How Health Workers Avoid Medical Waste Risks

biomedical waste disposal

In the healthcare industry, employees are trained to look out for the well-being of others and often forget to protect their own welfare. However, when dealing with medical waste, there are risks that every healthcare worker should be aware of and avoid. Although many of the recommended actions may seem obvious, they are important reminders that can make a substantial difference in the quality of life.

Therefore, health workers should:

  • Immediately wash hands with soap and water after handling waste
  • Abstain from touching face, mouth, eyes, nose or open sores when handling waste
  • Before and after using the toilet, wash hands with soap and water, if waste has been recently handled
  • Before eating, remove work clothes and have your meal in a designated area that’s away from any waste activities

Personal Protective Equipment (PPE)

All health workers who interact with medical waste should be provided with personal protective equipment (PPE) by their employers.

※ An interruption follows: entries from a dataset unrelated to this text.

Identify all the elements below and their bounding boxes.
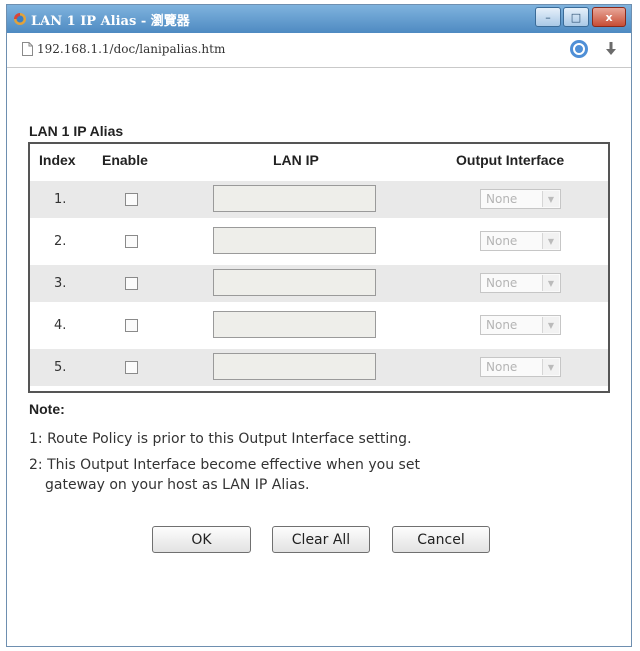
enable-checkbox[interactable]	[125, 235, 138, 248]
column-header-output-interface: Output Interface	[456, 152, 565, 168]
note-line: 2: This Output Interface become effectiv…	[29, 457, 420, 473]
row-index: 3.	[54, 276, 67, 291]
column-header-index: Index	[39, 152, 76, 168]
note-line: 1: Route Policy is prior to this Output …	[29, 431, 412, 447]
output-interface-select[interactable]: None ▼	[480, 231, 561, 251]
enable-checkbox[interactable]	[125, 277, 138, 290]
url-text[interactable]: 192.168.1.1/doc/lanipalias.htm	[37, 42, 225, 56]
output-interface-select[interactable]: None ▼	[480, 357, 561, 377]
column-header-lan-ip: LAN IP	[273, 152, 319, 168]
table-row: 5. None ▼	[30, 349, 608, 386]
enable-checkbox[interactable]	[125, 319, 138, 332]
ip-alias-table: Index Enable LAN IP Output Interface 1. …	[28, 142, 610, 393]
lan-ip-input[interactable]	[213, 185, 376, 212]
chevron-down-icon: ▼	[542, 233, 559, 249]
output-interface-value: None	[486, 276, 518, 290]
enable-checkbox[interactable]	[125, 193, 138, 206]
window-title: LAN 1 IP Alias - 瀏覽器	[31, 14, 190, 29]
chevron-down-icon: ▼	[542, 359, 559, 375]
row-index: 2.	[54, 234, 67, 249]
lan-ip-input[interactable]	[213, 311, 376, 338]
close-icon: x	[605, 10, 613, 24]
output-interface-select[interactable]: None ▼	[480, 315, 561, 335]
lan-ip-input[interactable]	[213, 227, 376, 254]
lan-ip-input[interactable]	[213, 269, 376, 296]
chevron-down-icon: ▼	[542, 191, 559, 207]
chevron-down-icon: ▼	[542, 275, 559, 291]
clear-all-button[interactable]: Clear All	[272, 526, 370, 553]
note-line: gateway on your host as LAN IP Alias.	[45, 477, 310, 493]
close-button[interactable]: x	[592, 7, 626, 27]
lan-ip-input[interactable]	[213, 353, 376, 380]
row-index: 1.	[54, 192, 67, 207]
browser-app-icon	[14, 13, 26, 25]
maximize-button[interactable]: □	[563, 7, 589, 27]
cancel-button[interactable]: Cancel	[392, 526, 490, 553]
minimize-button[interactable]: –	[535, 7, 561, 27]
title-bar[interactable]: LAN 1 IP Alias - 瀏覽器 – □ x	[7, 5, 631, 33]
note-title: Note:	[29, 401, 65, 417]
row-index: 4.	[54, 318, 67, 333]
output-interface-value: None	[486, 360, 518, 374]
address-bar: 192.168.1.1/doc/lanipalias.htm	[7, 33, 631, 68]
table-row: 1. None ▼	[30, 181, 608, 218]
info-icon[interactable]	[569, 39, 589, 59]
table-row: 2. None ▼	[30, 223, 608, 260]
minimize-icon: –	[545, 10, 551, 24]
page-icon	[22, 42, 33, 56]
output-interface-select[interactable]: None ▼	[480, 189, 561, 209]
output-interface-value: None	[486, 234, 518, 248]
output-interface-select[interactable]: None ▼	[480, 273, 561, 293]
output-interface-value: None	[486, 192, 518, 206]
popup-window: LAN 1 IP Alias - 瀏覽器 – □ x 192.168.1.1/d…	[6, 4, 632, 647]
row-index: 5.	[54, 360, 67, 375]
download-icon[interactable]	[603, 40, 619, 58]
table-row: 3. None ▼	[30, 265, 608, 302]
maximize-icon: □	[570, 10, 582, 24]
column-header-enable: Enable	[102, 152, 148, 168]
chevron-down-icon: ▼	[542, 317, 559, 333]
enable-checkbox[interactable]	[125, 361, 138, 374]
table-row: 4. None ▼	[30, 307, 608, 344]
section-title: LAN 1 IP Alias	[29, 123, 124, 139]
output-interface-value: None	[486, 318, 518, 332]
ok-button[interactable]: OK	[152, 526, 251, 553]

In addition, training and access to hand-washing facilities must be offered as well. Similar to the direct handling of waste, employees are advised to wash their hands with soap and water promptly after removing PPE.

PPE items that are recommended for health workers to wear when necessary include:

  •          Goggles
  •          Protective face mask or face shield
  •          Coveralls
  •          Aprons
  •          Gloves
  •          Rubber boots

Proper Containment

In addition to personal measures workers should follow to maintain their health, it’s crucial that medical sharps waste is properly contained. This protocol will help eliminate or minimize exposure to hazardous materials or substances so that every worker’s health is not threatened.

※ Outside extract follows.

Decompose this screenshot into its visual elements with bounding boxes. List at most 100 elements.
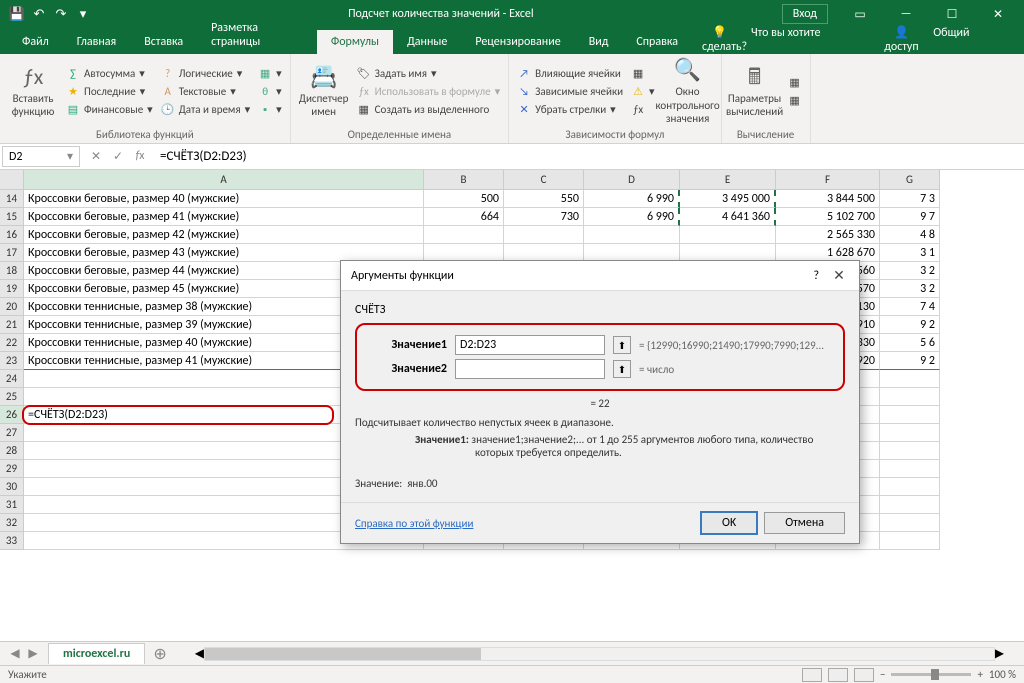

According to the Occupational Safety and Health Administration (OSHA), certain steps should be taken in the handling of medical waste. Then specific packaging requirements must be followed. While OSHA offers clear recommendations, it’s important to recognize that most states also have their own version of rules related to containing medical waste.

OSHA’s containment guidelines include:

  •          Develop a history of waste handling, collection, treatment, transport and disposal
  •          Make sure that waste has a final location for disposal
  •          Always use puncture-proof containers for sharps
  •          Clearly mark and label outer packaging using OSHA’s Bloodborne Pathogens standard
  •          Make sure that the outsides of all waste containers are not contaminated
  •          Follow procedure to decontaminate the outside of bags that go into containers


Above all, training is absolutely crucial for all health workers who associate in any way with medical waste. If there is even the slightest interaction with infectious waste, employees need to be taught best practices in accordance with OSHA’s Bloodborne Pathogen standard. The education is designed to offer medical professionals effective methods to reduce exposure, understand engineering controls and work procedures.

Health care employees are dedicated to helping patients overcome disease. But health workers can be just as vulnerable to medical issues, if they are not careful while handling infectious waste. However, by following the above guidelines, workers can protect themselves from contracting illnesses while fulfilling their critical roles within the health care industry.